# Columbus Ohio AKC Show Sunday



## Poodlesrule 1 (Jan 16, 2011)

Anyone going to be at the show? Lora will be there showing Vinny. Unfortunately I have to work so she is going with the shepherd people. If anyone goes she is a little nervous, she is the only non-proffessional handler showing a miniature so maybe a silent prayer would help, we won't take the major (5 points) but its good experience. It's hard to compete against Kaz, he's a fantastic handler and groomer. ( she has only been show grooming a couple of years - she's only 18)Thanks for your support!! Hopefully we'll have some pictures. Her judge is Johnny Shoemaker.


----------



## sparkyjoe (Oct 26, 2011)

Oh, wow... I've been there the last 3 days & am not sure if I'll make it today, I'm sorta exhausted. I'll have to see how I'm feeling & see when the MPoos are showing.

Yes, Kaz is tough to beat, as are Ann, Christine, and the other pros. I'm sending up prayers for her.

On a side note, I've had a great time at the shows & met some really nice dog people. I also picked up a "girly" leash for the new girl I'll be getting soon. Sure, I could re-use the collars/leashes I have from my boy, but they're all more masculine, plus my soon-to-be girl deserves some things bought specifically for her!


----------



## NOLA Standards (Apr 11, 2010)

Best wishes to her!

Tell her to practice her confident face in the mirror. :angel2:

Though I can talk big...I'm still a nervous wreck when there are majors. 
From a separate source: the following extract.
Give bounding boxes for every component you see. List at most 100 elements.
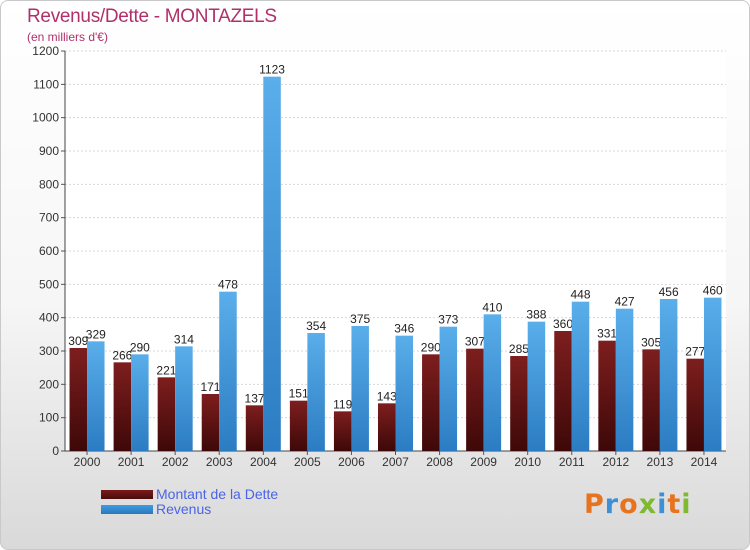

Crossing my fingers for her!

Tabatha
NOLA Standards


----------



## Poodlesrule 1 (Jan 16, 2011)

Thanks, I told her to do the best she can, her dog is as good as some and better than some but its just one persons opinion in the ring. I'm waiting for a call from her later.


----------



## Poodlesrule 1 (Jan 16, 2011)

No points but thats okay, a friend said they looked really good. Lora felt okay with how he did in the ring so she wasn't disappointed. A handler commentted that he had a very nice head. No more AKC till next year but still several UKC shows coming up. Thanks for the support.


----------